13. Hydration bladder, water bottle and filter
Backpacking can be hard, sweaty work, and staying juiced is very important. I use a hydration bladder positioned in my pack, but a good water bottle will obviously do the trick too. If you’re heading somewhere remote, where water sources are scarce or unknown, take a bottle that doubles as a water purifier, such as the LifeSaver Liberty or the LifeStraw Go.
Dehydrated meals are great for backpacking trips, but they do tend to get bland after day two. A small bottle of Tabasco sauce or some chilli flakes and other herbs in a zip lock bag can liven things up nicely, and they add next-to-no weight.
The layering system is important whatever you’re doing outside, but it’s especially important to get it right when backpacking. Start with a really good base layer – ideally a merino wool/synthetic mix, like the Arc’teryx Rho Hybrid Half Zip, because that will keep you warm whatever happens, and you can wear merino for several days on the trot without it becoming horribly stinky.
My advice for a mid-layer is a lightweight down jacket such as the Shackleton Rothera or The North Face Thermoball, which weigh very little, pack down small when you’re not wearing them, and can be used as a comfy pillow during the night.

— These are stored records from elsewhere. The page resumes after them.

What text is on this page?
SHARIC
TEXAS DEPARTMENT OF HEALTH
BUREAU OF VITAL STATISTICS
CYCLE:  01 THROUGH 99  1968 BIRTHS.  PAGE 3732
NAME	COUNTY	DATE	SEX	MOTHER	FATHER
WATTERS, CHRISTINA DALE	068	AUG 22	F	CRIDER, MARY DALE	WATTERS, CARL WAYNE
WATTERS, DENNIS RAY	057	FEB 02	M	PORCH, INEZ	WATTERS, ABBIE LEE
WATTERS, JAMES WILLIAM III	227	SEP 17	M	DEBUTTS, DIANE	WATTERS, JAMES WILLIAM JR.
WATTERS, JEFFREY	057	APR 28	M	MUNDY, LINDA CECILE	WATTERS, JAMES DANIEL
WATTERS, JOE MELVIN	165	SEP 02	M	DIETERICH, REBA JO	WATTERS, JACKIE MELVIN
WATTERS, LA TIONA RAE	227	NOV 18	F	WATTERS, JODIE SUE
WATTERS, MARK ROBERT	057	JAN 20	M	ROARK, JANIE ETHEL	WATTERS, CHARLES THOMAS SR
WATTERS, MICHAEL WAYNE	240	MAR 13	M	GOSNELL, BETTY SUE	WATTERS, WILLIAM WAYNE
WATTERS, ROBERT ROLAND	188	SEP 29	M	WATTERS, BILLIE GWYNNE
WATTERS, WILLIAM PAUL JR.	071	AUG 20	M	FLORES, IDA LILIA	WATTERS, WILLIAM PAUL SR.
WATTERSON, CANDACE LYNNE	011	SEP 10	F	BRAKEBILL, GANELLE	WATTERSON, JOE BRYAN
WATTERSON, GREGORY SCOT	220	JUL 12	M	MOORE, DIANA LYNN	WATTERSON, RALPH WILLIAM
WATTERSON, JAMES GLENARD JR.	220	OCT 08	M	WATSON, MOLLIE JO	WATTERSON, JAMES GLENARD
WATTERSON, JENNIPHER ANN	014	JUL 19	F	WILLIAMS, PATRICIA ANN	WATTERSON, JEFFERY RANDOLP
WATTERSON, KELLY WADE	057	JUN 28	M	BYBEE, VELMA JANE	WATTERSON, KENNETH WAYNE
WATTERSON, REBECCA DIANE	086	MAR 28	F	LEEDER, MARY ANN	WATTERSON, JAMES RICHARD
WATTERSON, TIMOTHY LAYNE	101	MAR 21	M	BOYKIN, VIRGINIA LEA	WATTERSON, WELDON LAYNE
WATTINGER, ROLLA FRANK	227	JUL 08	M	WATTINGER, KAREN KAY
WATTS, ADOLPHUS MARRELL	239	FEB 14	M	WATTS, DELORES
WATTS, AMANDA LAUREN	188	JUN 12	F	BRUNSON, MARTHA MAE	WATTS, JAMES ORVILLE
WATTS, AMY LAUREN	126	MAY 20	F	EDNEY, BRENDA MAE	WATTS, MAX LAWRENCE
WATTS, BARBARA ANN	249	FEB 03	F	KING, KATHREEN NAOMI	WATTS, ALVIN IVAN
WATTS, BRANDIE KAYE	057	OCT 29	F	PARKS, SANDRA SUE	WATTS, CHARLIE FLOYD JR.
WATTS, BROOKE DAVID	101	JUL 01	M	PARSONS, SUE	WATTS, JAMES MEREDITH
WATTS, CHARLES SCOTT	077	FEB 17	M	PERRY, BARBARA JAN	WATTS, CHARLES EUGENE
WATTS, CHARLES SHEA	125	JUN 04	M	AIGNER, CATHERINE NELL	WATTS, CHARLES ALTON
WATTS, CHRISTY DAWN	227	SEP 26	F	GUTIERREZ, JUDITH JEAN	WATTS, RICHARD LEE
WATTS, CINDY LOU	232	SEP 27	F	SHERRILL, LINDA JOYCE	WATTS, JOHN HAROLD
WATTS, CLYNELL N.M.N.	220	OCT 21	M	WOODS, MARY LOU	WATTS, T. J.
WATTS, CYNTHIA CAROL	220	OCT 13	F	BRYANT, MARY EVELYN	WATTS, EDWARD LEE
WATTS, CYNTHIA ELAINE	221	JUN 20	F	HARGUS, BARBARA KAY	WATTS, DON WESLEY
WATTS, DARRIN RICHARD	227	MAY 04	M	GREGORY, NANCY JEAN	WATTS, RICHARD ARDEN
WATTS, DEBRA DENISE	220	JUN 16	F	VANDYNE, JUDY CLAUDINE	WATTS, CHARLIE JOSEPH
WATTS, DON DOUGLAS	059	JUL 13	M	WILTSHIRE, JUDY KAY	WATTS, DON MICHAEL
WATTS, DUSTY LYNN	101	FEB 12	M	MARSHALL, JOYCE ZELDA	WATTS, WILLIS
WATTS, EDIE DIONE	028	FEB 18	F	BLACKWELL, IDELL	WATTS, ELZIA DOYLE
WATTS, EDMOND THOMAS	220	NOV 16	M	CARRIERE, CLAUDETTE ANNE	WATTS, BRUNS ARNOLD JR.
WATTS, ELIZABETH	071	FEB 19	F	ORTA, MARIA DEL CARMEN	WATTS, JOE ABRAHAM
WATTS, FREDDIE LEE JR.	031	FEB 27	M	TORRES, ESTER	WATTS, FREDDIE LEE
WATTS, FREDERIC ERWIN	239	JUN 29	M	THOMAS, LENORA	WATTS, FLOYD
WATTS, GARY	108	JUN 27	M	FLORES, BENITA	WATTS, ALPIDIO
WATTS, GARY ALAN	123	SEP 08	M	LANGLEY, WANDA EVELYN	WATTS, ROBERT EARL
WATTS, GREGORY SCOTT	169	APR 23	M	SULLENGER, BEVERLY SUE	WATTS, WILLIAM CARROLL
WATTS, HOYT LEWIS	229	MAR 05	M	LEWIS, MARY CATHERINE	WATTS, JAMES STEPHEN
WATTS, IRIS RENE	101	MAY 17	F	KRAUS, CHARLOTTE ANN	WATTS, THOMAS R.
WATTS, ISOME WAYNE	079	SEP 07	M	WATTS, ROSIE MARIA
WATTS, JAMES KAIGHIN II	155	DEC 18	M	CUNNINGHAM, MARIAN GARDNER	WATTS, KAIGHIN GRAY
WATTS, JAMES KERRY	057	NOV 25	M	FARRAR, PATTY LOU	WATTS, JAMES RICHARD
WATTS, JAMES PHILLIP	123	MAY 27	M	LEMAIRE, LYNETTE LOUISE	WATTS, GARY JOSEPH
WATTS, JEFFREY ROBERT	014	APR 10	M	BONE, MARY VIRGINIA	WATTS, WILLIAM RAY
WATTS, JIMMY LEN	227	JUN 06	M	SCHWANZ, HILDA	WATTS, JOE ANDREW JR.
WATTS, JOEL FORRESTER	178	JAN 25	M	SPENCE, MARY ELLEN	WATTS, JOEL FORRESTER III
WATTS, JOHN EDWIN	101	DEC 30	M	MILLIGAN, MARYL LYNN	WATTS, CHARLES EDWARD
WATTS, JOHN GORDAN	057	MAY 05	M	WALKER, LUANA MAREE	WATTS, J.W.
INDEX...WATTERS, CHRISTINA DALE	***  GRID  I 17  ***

If you’re carrying a loaded pack across technical terrain, then it’s a good idea to wear proper hiking boots with toothy grip and substantial ankle support, such as the Keen NXIS Evo mid in the warmer and drier months or the Mammut Taiss Light Mid GTX in rougher terrain and more challenging conditions. Don’t forget to wear decent hiking socks with them. If you have room, it’s worth taking a pair of flip-flops for wear in camp at the end of the day.
17. Toilet roll
Do not forget the toilet roll. Leaves are rough, and we’ve evolved soft. Lots of people advise taking a small trowel to dig a hole to do your business in and bury it. In practice, a stick will usually do the trick. But do be considerate and go at least 50m from any water source.
18. Microfibre towel
According to the Hitchhikers Guide to the Galaxy, a towel is the most important piece of kit travellers can ever carry. I don’t agree – mugs are far more important – but a tiny, quick-drying towel is definitely a very useful thing to have to hand for wild swims, plus washing and drying yourself and/or your cooking items.
19. First aid kit
Plan for the best experiences, but prepare for the worst. A small first aid kit with some plasters, bandages, antiseptic cream and painkillers can be extremely useful if you suffer from blisters or end up with some minor scrapes and grazes.
Even if you forgo every other home comfort and toiletry item, giving your gnashers a good scrub in the morning and evening makes you feel so much better. You don’t need to saw the handle off though.